You could share this checklist with your tenant so that they know what to do to minimise risks during their absence:

1. Clear out fridges and freezers and empty bins if you are going away

2. Switch off all electronic devices and don’t forget to turn these off at the power source too

3. Lock the doors and windows every time you leave the house, remembering to double lock PVC-u doors

4. Hide all keys and valuables out of sight from ground floor windows and away from the letterbox

5. If you have a working burglar alarm installed in the property it is also advisable to have a contact plan in place should the alarm go off while the property is vacant.
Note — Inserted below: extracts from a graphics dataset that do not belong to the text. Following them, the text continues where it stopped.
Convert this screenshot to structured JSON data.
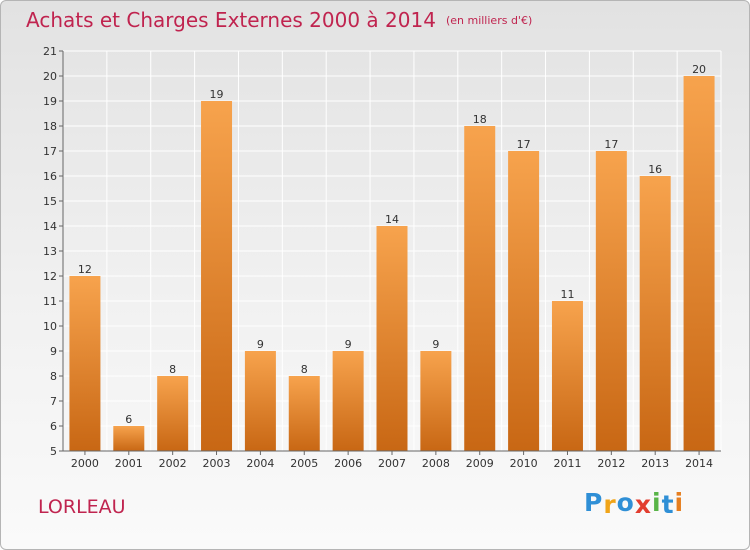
{
  "title": "Achats et Charges Externes 2000 à 2014",
  "subtitle": "(en milliers d'€)",
  "commune": "LORLEAU",
  "logo": {
    "letters": [
      "P",
      "r",
      "o",
      "x",
      "i",
      "t",
      "i"
    ],
    "colors": [
      "#2f8fd6",
      "#f0a418",
      "#2f8fd6",
      "#e23d2f",
      "#58b447",
      "#2f8fd6",
      "#e67e1f"
    ]
  },
  "colors": {
    "bar_top": "#f7a34d",
    "bar_bottom": "#c86714",
    "title": "#c0244f"
  },
  "chart_data": {
    "type": "bar",
    "categories": [
      "2000",
      "2001",
      "2002",
      "2003",
      "2004",
      "2005",
      "2006",
      "2007",
      "2008",
      "2009",
      "2010",
      "2011",
      "2012",
      "2013",
      "2014"
    ],
    "values": [
      12,
      6,
      8,
      19,
      9,
      8,
      9,
      14,
      9,
      18,
      17,
      11,
      17,
      16,
      20
    ],
    "ylim": [
      5,
      21
    ],
    "yticks": [
      5,
      6,
      7,
      8,
      9,
      10,
      11,
      12,
      13,
      14,
      15,
      16,
      17,
      18,
      19,
      20,
      21
    ],
    "grid": true
  }
}
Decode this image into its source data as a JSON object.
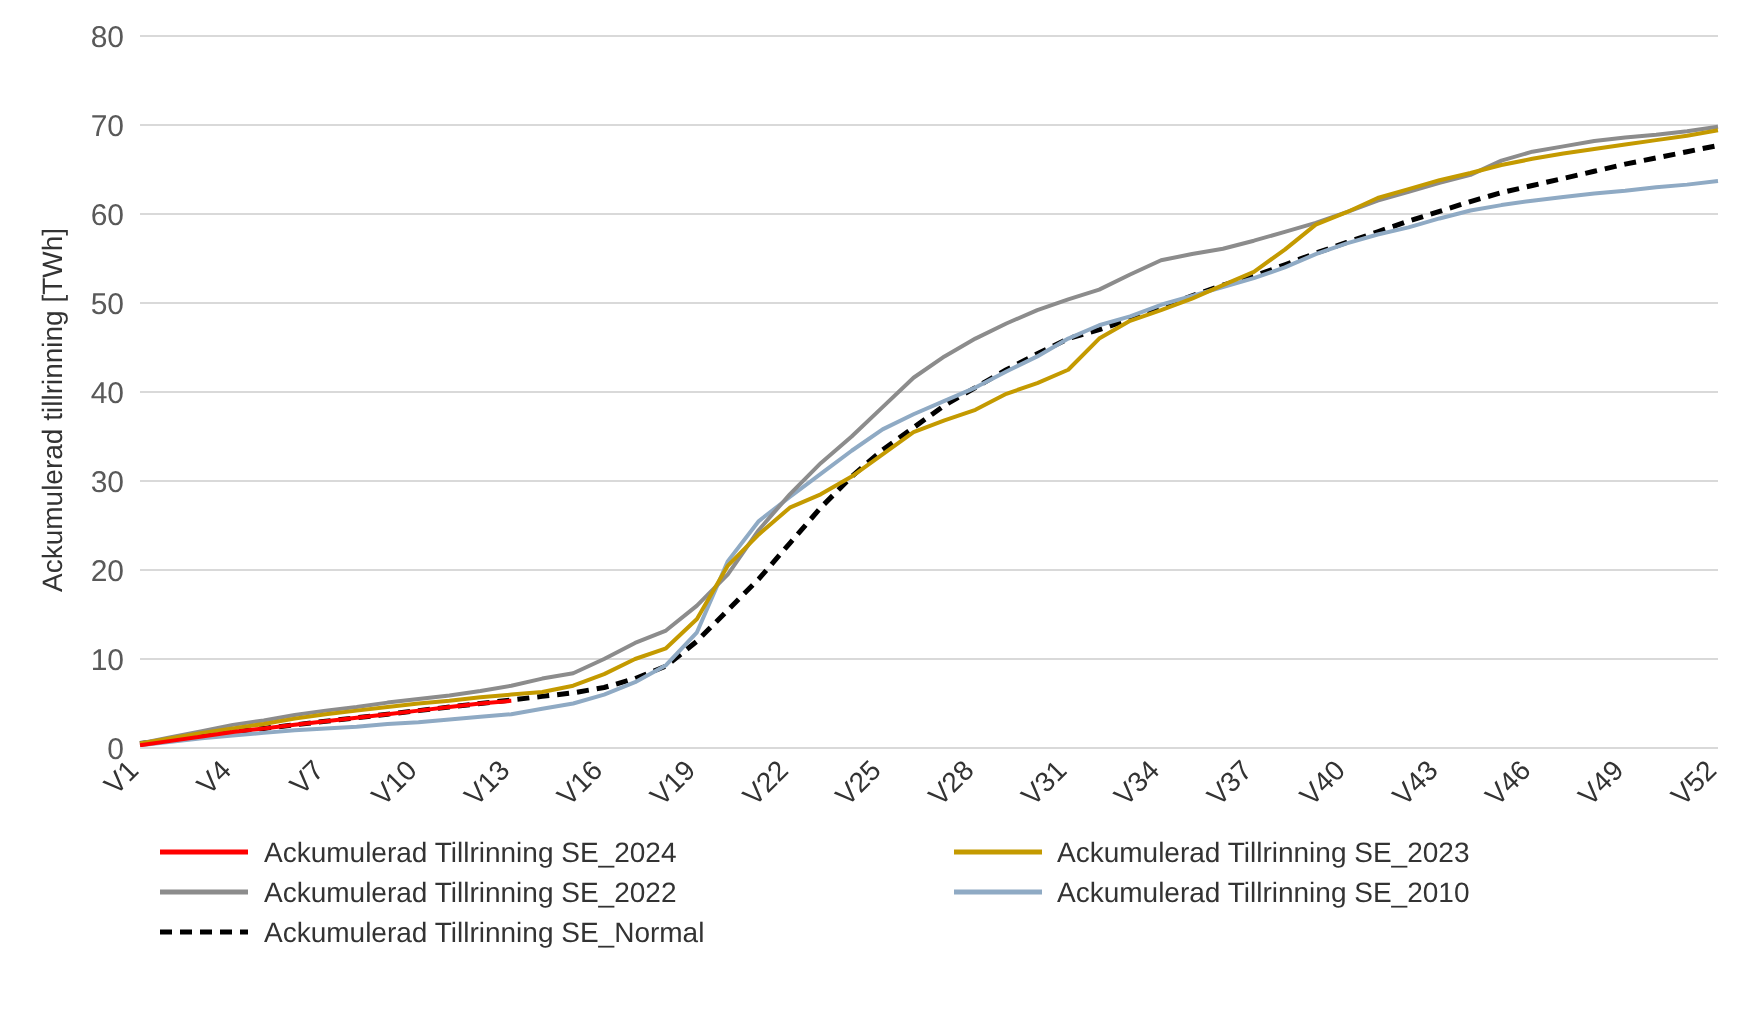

If the system uses sensors in the rooms, be sure to check that these are working and replace the batteries if required

6. Make sure external security lights are functioning and switched on

7. Leave radios and lights in the property on a timer to make the property appear occupied

8. Ensure side gates are locked to prevent access to the rear of the property

9. Let a trusted neighbour know when you are away so that they can keep bins in order and ensure that post is not left hanging out of the letterbox

10. Don’t tell everyone you’re going on holiday, particularly not on social media – you don’t know who will read your comments or who they will tell!

Taking the time to establish a good working relationship with your tenant will encourage them to take the necessary precautions to safeguard your property in their absence.

Should the worst happen and there is a fire, flood or break-in while your property is vacant it is important that you and your tenants are protected with the correct insurance (buildings and contents).